Second, income is risky. If you don’t have control over when you sell your investments, you risk selling them at depressed prices, permanently impairing your ability to generate additional income in the future.
Finally, income is vulnerable to inflation. The very safest federally insured deposits may pay little or nothing in excess of inflation, meaning to generate real income you need to draw down your principal or invest in riskier assets.
No one in their right mind should confuse personal savings and investment for retirement security. So why did the Brookings Institution?
The risks of specialized knowledge
If you said to me, “Social Security succeeded in lowering the elder poverty rate from 35% in 1965 to 10% in 1995, but some elderly people are still in poverty,” I would say, “that’s because Social Security benefits are too low and the minimum benefit needs to be raised so no seniors live in poverty.”
If you said to me, “many children in the United States live in poverty,” I would say, “that’s because children don’t earn income, while requiring adult supervision, and we need a universal child allowance that reflects that fact.”
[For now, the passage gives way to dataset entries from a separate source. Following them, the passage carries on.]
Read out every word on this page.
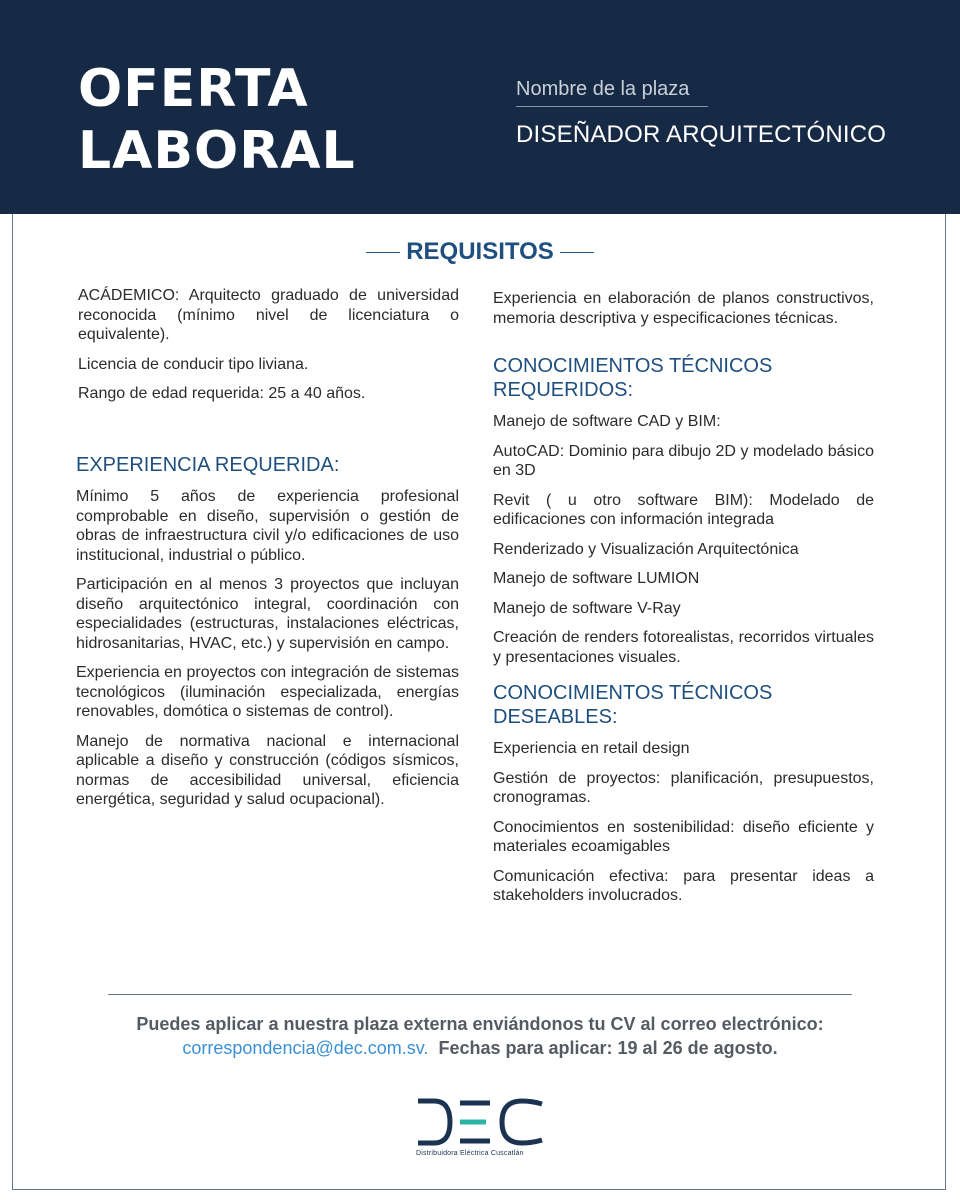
OFERTA
LABORAL
Nombre de la plaza
DISEÑADOR ARQUITECTÓNICO
REQUISITOS

ACÁDEMICO: Arquitecto graduado de universidad reconocida (mínimo nivel de licenciatura o equivalente).

Licencia de conducir tipo liviana.

Rango de edad requerida: 25 a 40 años.

EXPERIENCIA REQUERIDA:

Mínimo 5 años de experiencia profesional comprobable en diseño, supervisión o gestión de obras de infraestructura civil y/o edificaciones de uso institucional, industrial o público.

Participación en al menos 3 proyectos que incluyan diseño arquitectónico integral, coordinación con especialidades (estructuras, instalaciones eléctricas, hidrosanitarias, HVAC, etc.) y supervisión en campo.

Experiencia en proyectos con integración de sistemas tecnológicos (iluminación especializada, energías renovables, domótica o sistemas de control).

Manejo de normativa nacional e internacional aplicable a diseño y construcción (códigos sísmicos, normas de accesibilidad universal, eficiencia energética, seguridad y salud ocupacional).

Experiencia en elaboración de planos constructivos, memoria descriptiva y especificaciones técnicas.

CONOCIMIENTOS TÉCNICOS REQUERIDOS:

Manejo de software CAD y BIM:

AutoCAD: Dominio para dibujo 2D y modelado básico en 3D

Revit ( u otro software BIM): Modelado de edificaciones con información integrada

Renderizado y Visualización Arquitectónica

Manejo de software LUMION

Manejo de software V-Ray

Creación de renders fotorealistas, recorridos virtuales y presentaciones visuales.

CONOCIMIENTOS TÉCNICOS DESEABLES:

Experiencia en retail design

Gestión de proyectos: planificación, presupuestos, cronogramas.

Conocimientos en sostenibilidad: diseño eficiente y materiales ecoamigables

Comunicación efectiva: para presentar ideas a stakeholders involucrados.

Puedes aplicar a nuestra plaza externa enviándonos tu CV al correo electrónico:
correspondencia@dec.com.sv. Fechas para aplicar: 19 al 26 de agosto.
Distribuidora Eléctrica Cuscatlán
Specialized knowledge, the kind of knowledge possessed by scholars at the Brookings Institution, makes it very difficult for people to identify problems and propose solutions that address them directly. Once you know that 401(k) accounts exist, but that most people don’t have access to them, and most people who do have access to them don’t participate in them, then it’s the most natural thing in the world to find yourself talking about how to expand access to 401(k) plans, how to increase participation, how to increase the quality of the investment options, how to ensure people are getting unbiased investment advice, etc, and calling that a set of solutions to “retirement security.”
But those questions are all downstream from, “how do we provide retirement security to elderly Americans?” That’s a question we already know the answer to: bigger Social Security checks.
Likewise, once you know the Social Security Administration collects more money than it spends and saves that money in a “trust fund” that will be used to pay benefits once outlays begin to exceed FICA tax revenue, and that the “trust fund” will be “exhausted” in 2034, then it’s natural to start frantically wondering what combination of benefit cuts and payroll tax increases will be necessary to make the program “solvent.”
But if all you want to know is “how will the federal government pay for Social Security benefits in the future?” then the answer is obvious: the same way it pays all its other bills, a combination of corporate and individual taxes, estate taxes, licensing fees, seignorage, and debt. My preference would be fewer wars, higher taxes, and less debt, while if you’re a Republican your preference might be for more wars, lower taxes, and more debt, but there’s no use pretending Social Security benefits pose some unique threat to the Republic. That is the risk of specialized knowledge.